Note that in this case the trapped magnetic flux density using the
magnetization method of the present invention was measured by the
NMR method (detection of the fluctuations in the magnetic field due
to the nuclear magnetic resonance method) since the measurement
accuracy is insufficient with a Hall element.
[0196] For comparison, magnetization was performed by the
conventional method. In the same way as the above, a magnetic field
was applied until 1 T, then the applied magnetic field was reduced
to zero. The magnetization was ended when the magnetic flux density
of the center became 0.6 T. The measurement of the magnetic flux
creep was started from that point.
[0197] The change along with time of the trapped magnetic flux
density of the superconductive magnet is shown in FIG. 8. As shown
in the figure, in the prior art, the rate of reduction of the
trapped magnetic flux density after 2100 seconds when making the
trapped magnetic flux density at the time of the start of
measurement 100% was about 12% (in the figure, see the curve 5),
while with the magnetization method of the present invention, it
could be suppressed to about 3 ppm (in the figure, see the curve
6).
[0198] Further, a disk taken from this multilayer clad sheet was
deep drawn and spun to obtain a seamless cylinder having a
thicknesses of 1 mm, an inside diameter of 43 mm, and a length of
45 mm. In the same way as the case of the disk, a magnetization
experiment and a magnetic flux creep measurement experiment were
conducted.
[0199] The magnetization magnetic flux density and the magnetic
flux creep were measured by measurement values of a Hall element
arranged at the axial center or the NMR method which were used
instead of the magnetic flux density of the cylinder inside
surface.
[0200] The position of the minimal value point was calculated by
measuring the magnetic flux density distribution by Hall elements
suitably arranged at the inside and outside of the cylinder,
acquiring the Jc-characteristics of the superconductive cylinder
measured in advance (including the magnetic flux density
distribution B dependency and the angular dependency formed by the
B vector and the NbTi layer) for electromagnetic field numerical
analysis, simulating the current distribution in the
superconductive material, and calculating the magnetic flux density
distribution in the superconductive cylinder.

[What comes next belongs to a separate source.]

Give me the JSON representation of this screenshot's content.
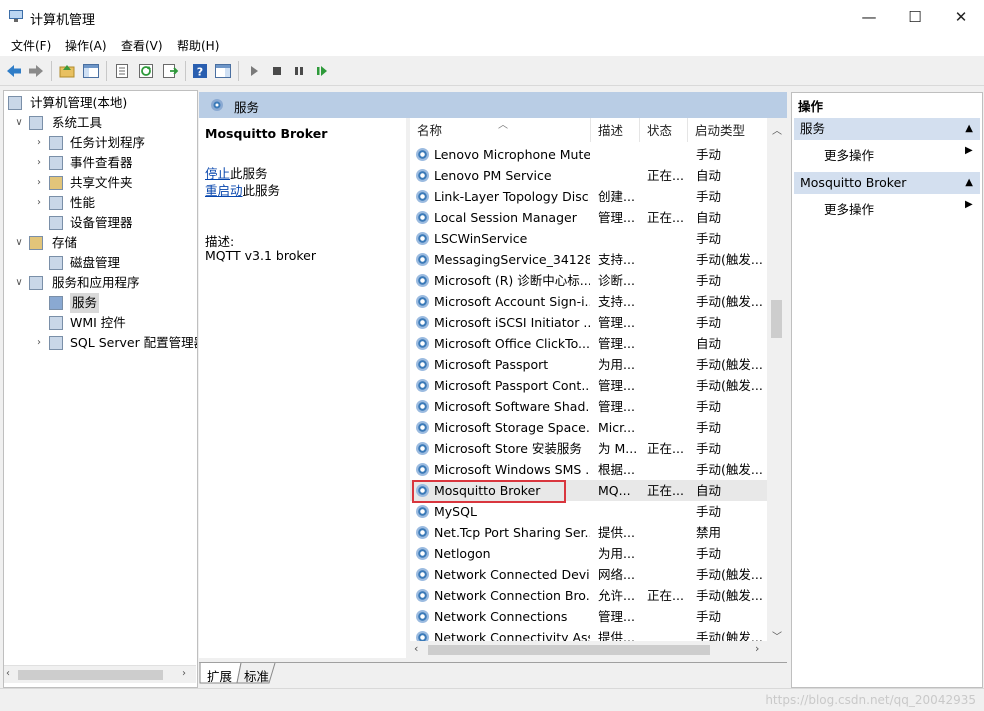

[0201] Hall elements were arranged in the radial direction of the
cylinder at four locations, that is, on the axial center and at
positions of 9 mm and 18 mm (up to here, inside the cylinder) and a
position of 25 mm (outside the cylinder) in the radial direction
from the center. The Hall element support jigs were made to move in
parallel to the axial direction and measurements were conducted at
a total of 20 points of 0 mm, 9 mm, 18 mm, 27 mm, and 36 mm from
the center.
[0202] As a result, the magnetic flux density distribution in the
radial direction at the inside of the superconductive cylinder and
in the thickness direction of the inside of the cylinder shown in
FIG. 1(b) was obtained. Further, the minimal value point was near
0.85 mm from the inside surface of the cylinder to the outside
surface of the cylinder and had a magnetic flux density of -0.102
T.
[0203] In the conventional method, the trapped magnetic field
density (Bin0) at the start of measurement was 0.6 T. Further, the
rate of reduction of the trapped magnetic flux density after 1800
seconds when making 0.6 T 100%. As opposed to this, with the
magnetization method of the present invention, Bin0 fell to 0.4 T.
The rate of reduction for this could be suppressed to about 3
ppm.
Example 2
[0204] A disk having a thickness of 1 mm and a diameter of 43 mm
was taken from a multilayer clad sheet the same as Example 1. The
same procedure was followed as in Example 1 to measure the change
along with time of the temperature and the trapped magnetic flux
density. While doing this, the disk was magnetized as follows:
[0205] The multilayer clad sheet was magnetized in the same way as
Example 1 and the applied magnetic field was reduced, then a
magnetic field was applied across zero in the same direction as the
trapped magnetic flux until +0.2 T (+.mu.oHex2), then the applied
magnetic field was returned again to zero to complete the
magnetization.
[0206] During this time, the trapped magnetic flux density did not
change until 0.4 T (Bin0). Further, at this time, the Hall element
directly above the disk was made to move in the radial direction
from the center to the end and the magnetic flux density
distribution was measured, whereupon the magnetic flux density
distribution as shown in FIG. 6(a) was obtained.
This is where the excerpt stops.